Pignata Sandro, Ferrandina Gabriella, Scarfone Giovanna, Scollo Paolo, Odicino Franco, Cormio Gennaro, Katsaros Dionyssios, Villa Antonella, Mereu Liliana, Ghezzi Fabio, Manzione Luigi, Lauria Rossella, Breda Enrico, Alletti Desiderio Gueli, Ballardini Michela, Lombardi Alessandra Vernaglia, Sorio Roberto, Mangili Giorgia, Priolo Domenico, Magni Giovanna, Morabito Alessandro
Istituto Nazionale Tumori, Napoli, Italy.
BMC Cancer. 2008 Sep 1;8:252. doi: 10.1186/1471-2407-8-252.
Mucinous ovarian carcinoma have a poorer prognosis compared with other histological subtypes.

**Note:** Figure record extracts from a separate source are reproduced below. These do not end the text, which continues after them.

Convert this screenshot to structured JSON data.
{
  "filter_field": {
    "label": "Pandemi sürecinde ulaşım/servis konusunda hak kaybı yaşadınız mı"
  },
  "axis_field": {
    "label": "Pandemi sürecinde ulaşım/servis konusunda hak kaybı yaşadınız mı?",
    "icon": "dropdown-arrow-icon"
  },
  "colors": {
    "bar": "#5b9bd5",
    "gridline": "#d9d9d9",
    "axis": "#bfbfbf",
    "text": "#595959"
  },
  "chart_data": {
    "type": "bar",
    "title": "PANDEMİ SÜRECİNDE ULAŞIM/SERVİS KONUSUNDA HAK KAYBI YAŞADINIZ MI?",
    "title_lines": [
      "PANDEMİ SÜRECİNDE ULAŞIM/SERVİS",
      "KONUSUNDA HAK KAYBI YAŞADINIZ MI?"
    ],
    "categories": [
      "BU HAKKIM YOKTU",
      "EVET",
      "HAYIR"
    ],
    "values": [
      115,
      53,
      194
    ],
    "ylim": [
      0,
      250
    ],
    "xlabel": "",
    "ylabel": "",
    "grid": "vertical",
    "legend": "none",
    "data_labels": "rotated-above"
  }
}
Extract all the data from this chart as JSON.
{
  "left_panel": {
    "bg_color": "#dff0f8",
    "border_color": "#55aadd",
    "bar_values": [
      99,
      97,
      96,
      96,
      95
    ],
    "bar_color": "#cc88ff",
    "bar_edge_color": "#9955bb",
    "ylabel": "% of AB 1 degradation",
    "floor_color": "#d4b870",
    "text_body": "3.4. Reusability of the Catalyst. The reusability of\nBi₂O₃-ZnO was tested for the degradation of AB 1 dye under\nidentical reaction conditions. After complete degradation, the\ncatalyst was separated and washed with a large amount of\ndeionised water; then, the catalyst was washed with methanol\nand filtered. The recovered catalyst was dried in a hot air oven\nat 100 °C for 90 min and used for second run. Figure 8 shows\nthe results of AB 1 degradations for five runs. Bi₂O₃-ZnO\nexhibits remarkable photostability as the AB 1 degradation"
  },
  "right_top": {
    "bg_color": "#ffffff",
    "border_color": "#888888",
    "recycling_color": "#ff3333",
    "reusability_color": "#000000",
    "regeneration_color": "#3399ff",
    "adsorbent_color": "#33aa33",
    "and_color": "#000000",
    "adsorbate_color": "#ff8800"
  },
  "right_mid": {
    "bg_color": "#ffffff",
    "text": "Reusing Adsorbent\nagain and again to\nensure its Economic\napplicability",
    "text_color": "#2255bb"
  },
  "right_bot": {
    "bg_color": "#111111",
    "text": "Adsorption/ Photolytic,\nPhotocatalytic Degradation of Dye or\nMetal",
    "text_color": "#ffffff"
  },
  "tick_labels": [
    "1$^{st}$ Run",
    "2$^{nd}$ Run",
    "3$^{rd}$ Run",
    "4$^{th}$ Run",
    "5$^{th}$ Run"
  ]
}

The aim of this study was to evaluate, retrospectively, the activity of chemotherapy in patients with platinum sensitive recurrent mucinous ovarian cancer.
The SOCRATES study retrospectively assessed the pattern of care of a cohort of patients with recurrent platinum-sensitive ovarian cancer observed in the years 2000-2002 in 37 Italian centres. Data were collected between April and September 2005. Patients with recurrent ovarian cancer with > 6 months of platinum free interval were considered eligible.
Twenty patients with mucinous histotype and 388 patients with other histotypes were analyzed. At baseline, mucinous tumours differed from the others for an higher number of patients with lower tumor grading (p = 0.0056) and less advanced FIGO stage (p = 0.025). At time of recurrence, a statistically significant difference was found in performance status (worse in mucinous, p = 0.024). About 20% of patients underwent secondary cytoreduction in both groups, but a lower number of patients were optimally debulked in the mucinous group (p = 0.03). Patients with mucinous cancer received more frequently single agent platinum than platinum based-combination therapy or other non-platinum schedules as second line therapy (p = 0.026), with a response rate lower than in non-mucinous group (36.4% vs 62.6%, respectively, p = 0.04). Median time to progression and overall survival were worse for mucinous ovarian cancer. Finally, mucinous cancer received a lower number of chemotherapy lines (p = 0.0023).
This analysis shows that platinum sensitive mucinous ovarian cancer has a poor response to chemotherapy. Studies dedicated to this histological subgroup are needed.
黏液性卵巢癌与其他组织学亚型相比预后较差。本研究的目的是回顾性评估铂敏感复发性黏液性卵巢癌患者的化疗活性。
SOCRATES研究回顾性评估了2000年至2002年在意大利37个中心观察到的一组铂敏感复发性卵巢癌患者的治疗模式。数据收集于2005年4月至9月。铂类无瘤间期>6个月的复发性卵巢癌患者被认为符合条件。
分析了20例黏液性组织学类型患者和388例其他组织学类型患者。基线时,黏液性肿瘤与其他肿瘤的不同之处在于,肿瘤分级较低的患者数量较多(p = 0.0056),国际妇产科联盟(FIGO)分期较晚的患者较少(p = 0.025)。复发时,在体能状态方面发现了统计学上的显著差异(黏液性患者较差,p = 0.024)。两组中约20%的患者接受了二次减瘤手术,但黏液性组中达到最佳减瘤的患者数量较少(p = 0.03)。黏液性癌患者作为二线治疗更频繁地接受单药铂类治疗,而非铂类联合治疗或其他非铂类方案(p = 0.026),缓解率低于非黏液性组(分别为36.4%和62.6%,p = 0.04)。黏液性卵巢癌的中位进展时间和总生存期较差。最后,黏液性癌接受的化疗疗程数较少(p = 0.0023)。
该分析表明铂敏感黏液性卵巢癌对化疗反应较差。需要针对这一组织学亚组开展研究。